Residential walkable communities generate four times the tax revenue compared to regional and business malls, bringing more value to the area, according to panelists.

“Walkable urban regions in the U.S. have a 41percent higher Gross Domestic Product over non-walkable regions,” says Christopher Leinberger, professor at George Washington University School of Business and president of Locus, a national coalition of real estate developers and investors who advocate for sustainable, walkable urban development in metropolitan areas. “That’s the difference between countries like Germany and Romania.”

Walkable areas provide financial benefits not only to the community but also to the individuals living there. Despite the rising prices commonly frequently seen in walkable areas, those communities are inherently more affordable since individuals living in walkable areas usually spend about 43 percent of their income on housing and transportation, as opposed to those living in non-walkable areas, who spend about 48 percent.

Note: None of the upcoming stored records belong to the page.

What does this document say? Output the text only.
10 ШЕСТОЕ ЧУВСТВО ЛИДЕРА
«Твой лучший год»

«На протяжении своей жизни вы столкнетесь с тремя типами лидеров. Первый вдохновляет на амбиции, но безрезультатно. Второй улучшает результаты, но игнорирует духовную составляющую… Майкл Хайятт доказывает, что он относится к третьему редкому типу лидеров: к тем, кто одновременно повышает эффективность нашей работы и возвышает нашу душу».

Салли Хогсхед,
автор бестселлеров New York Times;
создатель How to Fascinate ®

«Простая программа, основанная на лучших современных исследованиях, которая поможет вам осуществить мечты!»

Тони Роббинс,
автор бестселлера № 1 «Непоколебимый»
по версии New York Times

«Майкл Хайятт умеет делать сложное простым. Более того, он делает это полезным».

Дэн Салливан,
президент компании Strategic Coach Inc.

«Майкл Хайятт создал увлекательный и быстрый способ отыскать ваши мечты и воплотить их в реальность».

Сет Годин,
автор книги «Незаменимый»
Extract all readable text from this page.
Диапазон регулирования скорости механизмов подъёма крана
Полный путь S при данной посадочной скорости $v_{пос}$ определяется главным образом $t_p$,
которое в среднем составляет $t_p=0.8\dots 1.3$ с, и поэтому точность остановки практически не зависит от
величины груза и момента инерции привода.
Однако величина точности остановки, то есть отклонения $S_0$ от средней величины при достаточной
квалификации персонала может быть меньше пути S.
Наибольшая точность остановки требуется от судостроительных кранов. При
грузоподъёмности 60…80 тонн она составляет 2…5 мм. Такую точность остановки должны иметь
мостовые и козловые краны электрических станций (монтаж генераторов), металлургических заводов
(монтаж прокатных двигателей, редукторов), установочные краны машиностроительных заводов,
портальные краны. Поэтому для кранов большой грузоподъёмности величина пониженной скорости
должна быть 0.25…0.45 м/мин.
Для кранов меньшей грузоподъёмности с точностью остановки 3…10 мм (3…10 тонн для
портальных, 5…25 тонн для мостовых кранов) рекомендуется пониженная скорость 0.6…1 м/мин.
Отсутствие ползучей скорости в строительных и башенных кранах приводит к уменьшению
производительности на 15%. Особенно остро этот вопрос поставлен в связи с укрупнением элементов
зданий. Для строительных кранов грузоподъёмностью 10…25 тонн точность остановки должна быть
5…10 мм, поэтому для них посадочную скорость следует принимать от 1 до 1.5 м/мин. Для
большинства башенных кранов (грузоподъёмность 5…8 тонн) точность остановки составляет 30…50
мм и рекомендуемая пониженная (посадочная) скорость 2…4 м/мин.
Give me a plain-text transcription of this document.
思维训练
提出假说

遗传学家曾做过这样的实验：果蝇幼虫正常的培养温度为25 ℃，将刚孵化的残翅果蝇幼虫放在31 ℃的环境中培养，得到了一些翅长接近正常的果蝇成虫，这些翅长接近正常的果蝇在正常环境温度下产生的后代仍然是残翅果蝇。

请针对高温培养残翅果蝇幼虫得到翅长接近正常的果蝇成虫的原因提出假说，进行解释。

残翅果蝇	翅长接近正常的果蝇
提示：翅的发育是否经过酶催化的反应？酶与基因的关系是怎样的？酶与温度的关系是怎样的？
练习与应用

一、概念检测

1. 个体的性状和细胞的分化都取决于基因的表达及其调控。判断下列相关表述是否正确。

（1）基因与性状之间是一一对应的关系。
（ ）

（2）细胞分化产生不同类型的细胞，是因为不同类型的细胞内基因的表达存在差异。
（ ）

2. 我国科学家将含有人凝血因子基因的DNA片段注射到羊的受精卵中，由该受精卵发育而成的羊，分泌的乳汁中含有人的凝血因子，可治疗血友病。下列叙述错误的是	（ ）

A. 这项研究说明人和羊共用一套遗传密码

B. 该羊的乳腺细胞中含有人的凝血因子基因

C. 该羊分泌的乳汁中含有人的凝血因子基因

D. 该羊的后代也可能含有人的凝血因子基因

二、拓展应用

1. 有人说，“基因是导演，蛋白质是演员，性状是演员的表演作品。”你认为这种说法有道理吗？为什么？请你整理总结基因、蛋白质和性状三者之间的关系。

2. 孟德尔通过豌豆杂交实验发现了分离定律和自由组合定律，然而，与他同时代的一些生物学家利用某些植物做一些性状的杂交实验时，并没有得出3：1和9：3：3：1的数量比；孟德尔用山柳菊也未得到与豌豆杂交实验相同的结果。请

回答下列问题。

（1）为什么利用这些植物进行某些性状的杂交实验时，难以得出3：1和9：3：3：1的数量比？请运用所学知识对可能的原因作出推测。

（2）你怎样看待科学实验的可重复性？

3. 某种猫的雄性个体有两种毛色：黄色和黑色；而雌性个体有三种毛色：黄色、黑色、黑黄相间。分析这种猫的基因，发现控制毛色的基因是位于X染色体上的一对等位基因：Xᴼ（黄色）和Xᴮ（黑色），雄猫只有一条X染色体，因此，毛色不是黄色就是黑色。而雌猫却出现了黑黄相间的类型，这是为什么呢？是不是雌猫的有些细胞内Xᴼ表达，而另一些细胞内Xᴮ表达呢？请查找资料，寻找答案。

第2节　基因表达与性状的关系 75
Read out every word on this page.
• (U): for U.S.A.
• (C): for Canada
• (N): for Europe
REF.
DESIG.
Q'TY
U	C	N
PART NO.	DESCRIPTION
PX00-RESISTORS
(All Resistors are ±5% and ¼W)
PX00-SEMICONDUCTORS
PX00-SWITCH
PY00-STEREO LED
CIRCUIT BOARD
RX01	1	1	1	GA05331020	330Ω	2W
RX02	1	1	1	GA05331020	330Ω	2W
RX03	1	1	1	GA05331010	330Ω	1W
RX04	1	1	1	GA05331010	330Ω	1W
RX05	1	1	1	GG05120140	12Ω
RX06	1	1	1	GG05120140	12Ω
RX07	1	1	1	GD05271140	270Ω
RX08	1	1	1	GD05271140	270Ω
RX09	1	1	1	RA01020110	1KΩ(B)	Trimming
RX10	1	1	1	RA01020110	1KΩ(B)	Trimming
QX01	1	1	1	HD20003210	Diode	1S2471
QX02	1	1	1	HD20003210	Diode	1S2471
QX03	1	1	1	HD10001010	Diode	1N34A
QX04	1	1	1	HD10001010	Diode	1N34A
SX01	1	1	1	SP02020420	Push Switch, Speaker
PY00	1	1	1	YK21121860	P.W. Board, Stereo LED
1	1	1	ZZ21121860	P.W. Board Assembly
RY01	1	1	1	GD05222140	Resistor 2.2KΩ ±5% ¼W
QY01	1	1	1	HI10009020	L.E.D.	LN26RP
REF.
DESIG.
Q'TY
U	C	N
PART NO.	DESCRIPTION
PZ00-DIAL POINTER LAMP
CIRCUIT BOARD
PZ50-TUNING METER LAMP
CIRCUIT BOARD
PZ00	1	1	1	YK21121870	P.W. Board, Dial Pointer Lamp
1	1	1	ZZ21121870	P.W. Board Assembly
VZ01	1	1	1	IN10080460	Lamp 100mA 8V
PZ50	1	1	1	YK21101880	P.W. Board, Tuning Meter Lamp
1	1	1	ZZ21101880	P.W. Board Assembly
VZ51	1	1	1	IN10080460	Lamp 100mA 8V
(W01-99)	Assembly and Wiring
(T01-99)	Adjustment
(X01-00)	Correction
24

“If a family can get rid of one car, they can increase their mortgage capacity by as much as $150,000,” says Leinberger.

The panelists also discussed the importance of looking at current zoning regulations in major cities and how those regulations could be slowing down the development of walkable places. The panelists all agreed that the lack of development could be holding back economic growth.

“We’ve been bumping along at 2 percent GDP growth, and we should be at 3.5 percent, and obsolete zoning is what is holding us back,” says Leinberger. “Less than 10 percent of land would need to be rezoned, and that is where 80 percent of the development is going to go.”